God used this ever-changing weather forecast, I know, because it made me start to think about Christmas. Did God really have us to quit celebrating it because He considers it sinful? Because Jesus never commanded us to celebrate His birth? If so, why, for the past two Christmases, have I longed so desperately to bring it back into our lives? Because I’m a rebellious child?

An internal nudging began persuading me that I had misinterpreted the Lord’s intention for us hitting “pause” on the holiday.

I got mad at the meteorologists for pulling my chain. I got mad at God for telling us to stop celebrating Christmas. But why should I care if I’m never going to see snow again?

Three days ago, the real reason for my angst emerged.

I had – finally – started to grieve, really grieve, the loss of my father and grandmother. Especially Grandma. I began to miss them both. My heart yearned with a deep ache for “the good old days.” For the way Christmas used to be.

Grief and loss during the holidays became a reality for me.

I began to wonder if my mom still feels this way, fourteen years later. 

And, I cried.

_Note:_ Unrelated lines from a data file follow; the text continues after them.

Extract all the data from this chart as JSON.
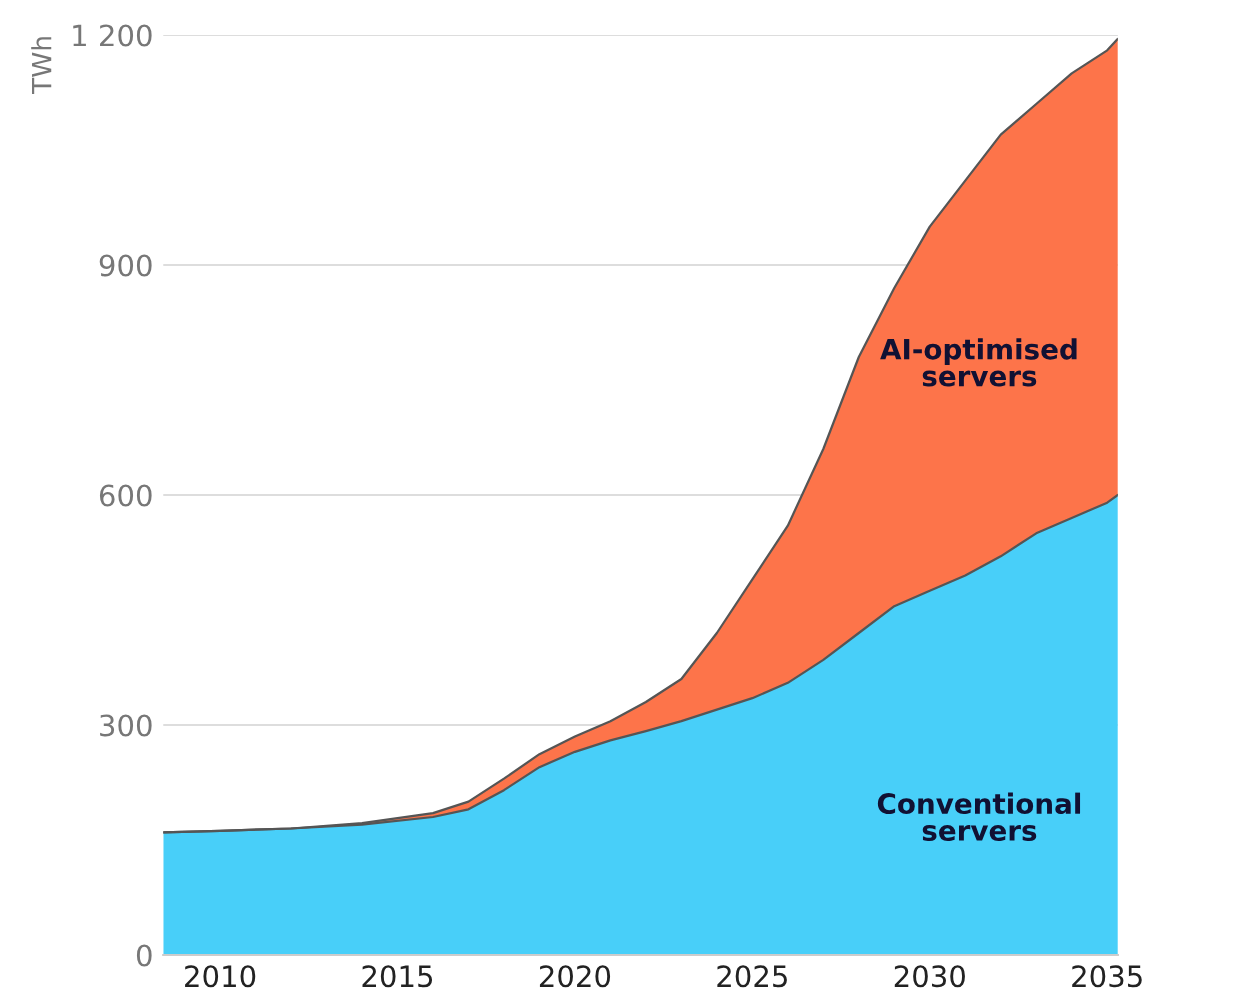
{
  "chart_data": {
    "type": "area",
    "stacked": true,
    "ylabel": "TWh",
    "x": [
      2008.4,
      2010,
      2012,
      2014,
      2016,
      2017,
      2018,
      2019,
      2020,
      2021,
      2022,
      2023,
      2024,
      2025,
      2026,
      2027,
      2028,
      2029,
      2030,
      2031,
      2032,
      2033,
      2034,
      2035,
      2035.3
    ],
    "series": [
      {
        "name": "Conventional\nservers",
        "color": "#48cff9",
        "values": [
          160,
          162,
          165,
          170,
          180,
          190,
          215,
          245,
          265,
          280,
          292,
          305,
          320,
          335,
          355,
          385,
          420,
          455,
          475,
          495,
          520,
          550,
          570,
          590,
          600
        ]
      },
      {
        "name": "AI-optimised\nservers",
        "color": "#fd744a",
        "values": [
          0,
          0,
          0,
          2,
          5,
          10,
          15,
          17,
          20,
          25,
          38,
          55,
          100,
          155,
          205,
          275,
          360,
          415,
          475,
          515,
          550,
          560,
          580,
          590,
          595
        ]
      }
    ],
    "xlim": [
      2008.4,
      2035.3
    ],
    "xticks": [
      2010,
      2015,
      2020,
      2025,
      2030,
      2035
    ],
    "ylim": [
      0,
      1200
    ],
    "yticks": [
      0,
      300,
      600,
      900,
      {
        "value": 1200,
        "label": "1 200"
      }
    ],
    "grid": "y"
  }
}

I cried off and on for two days. I told J all of what had been going through my head. I told him that I think that God hadn’t had us quit celebrating Christmas because it’s evil, or because it’s not really about Jesus. As I type these words, I’m confident in saying that God had us quit celebrating because in my heart, I was desperate to somehow turn the Christmas celebration with my son and husband into what it was when I was a kid.

How I healed, and how you can, too

I’ve missed celebrating Christmas the past two years. Felt depressed each December. Felt like God was punishing me somehow.

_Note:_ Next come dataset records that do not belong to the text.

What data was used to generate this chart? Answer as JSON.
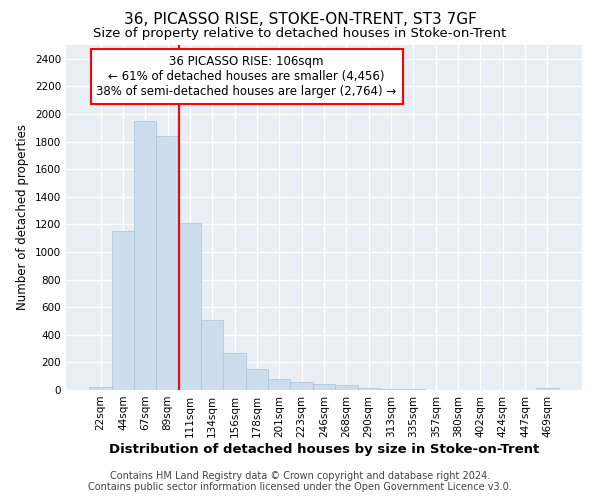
{
  "title": "36, PICASSO RISE, STOKE-ON-TRENT, ST3 7GF",
  "subtitle": "Size of property relative to detached houses in Stoke-on-Trent",
  "xlabel": "Distribution of detached houses by size in Stoke-on-Trent",
  "ylabel": "Number of detached properties",
  "categories": [
    "22sqm",
    "44sqm",
    "67sqm",
    "89sqm",
    "111sqm",
    "134sqm",
    "156sqm",
    "178sqm",
    "201sqm",
    "223sqm",
    "246sqm",
    "268sqm",
    "290sqm",
    "313sqm",
    "335sqm",
    "357sqm",
    "380sqm",
    "402sqm",
    "424sqm",
    "447sqm",
    "469sqm"
  ],
  "values": [
    25,
    1150,
    1950,
    1840,
    1210,
    510,
    265,
    150,
    80,
    55,
    40,
    35,
    15,
    8,
    5,
    3,
    2,
    2,
    2,
    2,
    15
  ],
  "bar_color": "#ccdded",
  "bar_edgecolor": "#aac4d8",
  "vline_color": "red",
  "vline_lw": 1.5,
  "vline_position": 3.5,
  "annotation_text": "36 PICASSO RISE: 106sqm\n← 61% of detached houses are smaller (4,456)\n38% of semi-detached houses are larger (2,764) →",
  "annotation_box_edgecolor": "red",
  "annotation_box_facecolor": "white",
  "ylim": [
    0,
    2500
  ],
  "yticks": [
    0,
    200,
    400,
    600,
    800,
    1000,
    1200,
    1400,
    1600,
    1800,
    2000,
    2200,
    2400
  ],
  "footer_line1": "Contains HM Land Registry data © Crown copyright and database right 2024.",
  "footer_line2": "Contains public sector information licensed under the Open Government Licence v3.0.",
  "background_color": "#ffffff",
  "plot_bg_color": "#e8eef4",
  "grid_color": "#ffffff",
  "title_fontsize": 11,
  "subtitle_fontsize": 9.5,
  "xlabel_fontsize": 9.5,
  "ylabel_fontsize": 8.5,
  "tick_fontsize": 7.5,
  "annotation_fontsize": 8.5,
  "footer_fontsize": 7
}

No. He needed to bring me to the breaking point where I would release the grief I’ve stuffed for so long. And where I would realize that it’s okay for Christmas Past to look completely different than Christmas Present.

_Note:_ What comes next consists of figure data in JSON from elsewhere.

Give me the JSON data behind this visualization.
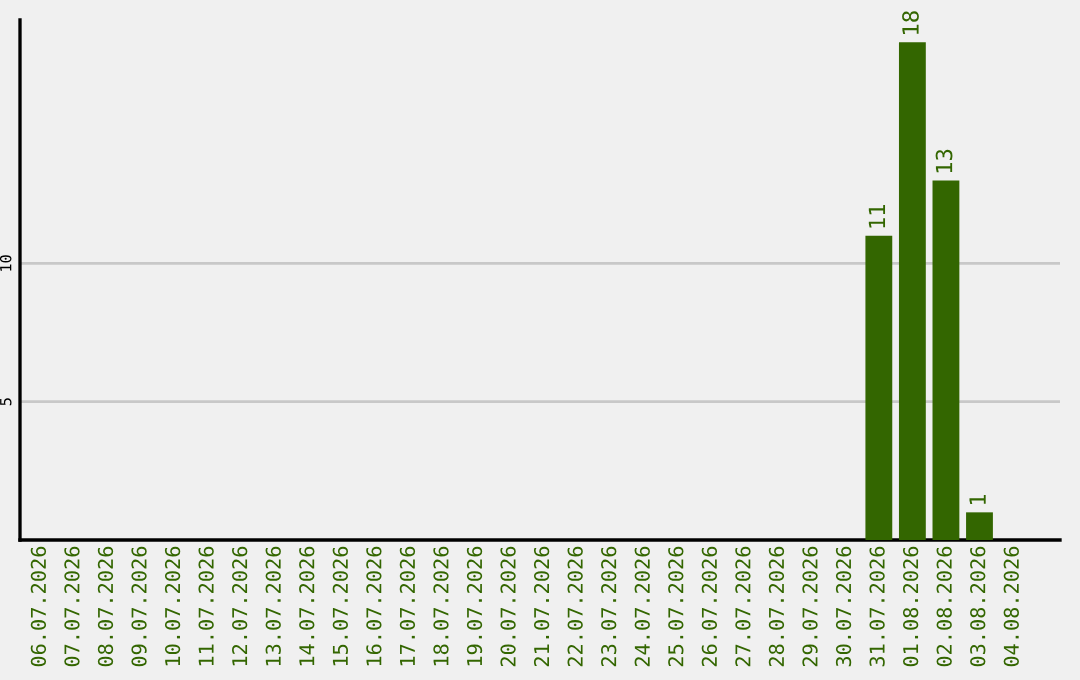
{
  "chart_data": {
    "type": "bar",
    "categories": [
      "06.07.2026",
      "07.07.2026",
      "08.07.2026",
      "09.07.2026",
      "10.07.2026",
      "11.07.2026",
      "12.07.2026",
      "13.07.2026",
      "14.07.2026",
      "15.07.2026",
      "16.07.2026",
      "17.07.2026",
      "18.07.2026",
      "19.07.2026",
      "20.07.2026",
      "21.07.2026",
      "22.07.2026",
      "23.07.2026",
      "24.07.2026",
      "25.07.2026",
      "26.07.2026",
      "27.07.2026",
      "28.07.2026",
      "29.07.2026",
      "30.07.2026",
      "31.07.2026",
      "01.08.2026",
      "02.08.2026",
      "03.08.2026",
      "04.08.2026"
    ],
    "values": [
      0,
      0,
      0,
      0,
      0,
      0,
      0,
      0,
      0,
      0,
      0,
      0,
      0,
      0,
      0,
      0,
      0,
      0,
      0,
      0,
      0,
      0,
      0,
      0,
      0,
      11,
      18,
      13,
      1,
      0
    ],
    "value_labels": [
      null,
      null,
      null,
      null,
      null,
      null,
      null,
      null,
      null,
      null,
      null,
      null,
      null,
      null,
      null,
      null,
      null,
      null,
      null,
      null,
      null,
      null,
      null,
      null,
      null,
      "11",
      "18",
      "13",
      "1",
      null
    ],
    "color": "#336600",
    "ylim": [
      0,
      18.8
    ],
    "yticks": [
      5,
      10
    ],
    "grid": "y",
    "legend": false
  }
}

If you have lost a loved one during the holiday season, and years later are still struggling with it, may I suggest that you haven’t fully grieved. You haven’t fully grieved the loss of the individual. Or what the individual brought to your life during Christmas. You may have been harboring anger toward God, and not let it out.

Let it all out. Preferably in the arms of someone who understands. Let yourself grieve the loss. Scream and cuss at God. He can take it.

That’s the first step toward healing. The next step is the one I’m taking now: to realize that Christmas can be celebrated in a myriad of ways. That as our seasons of life change, so do the ways we celebrate.

Embrace the changes. Seek the good in them. Understand that the past is in the past, and that’s a good thing, because you’re a wiser, stronger, more courageous person than you were back then.

I pray these many words help you to handle your own grief and loss during the holidays, and that, like me, this time of year will once again become a time of joy and sharing.

P.S. – As for whether my mom still grieves? I’m going to find out soon…when I call to ask if she’d like me to come home for Christmas this year.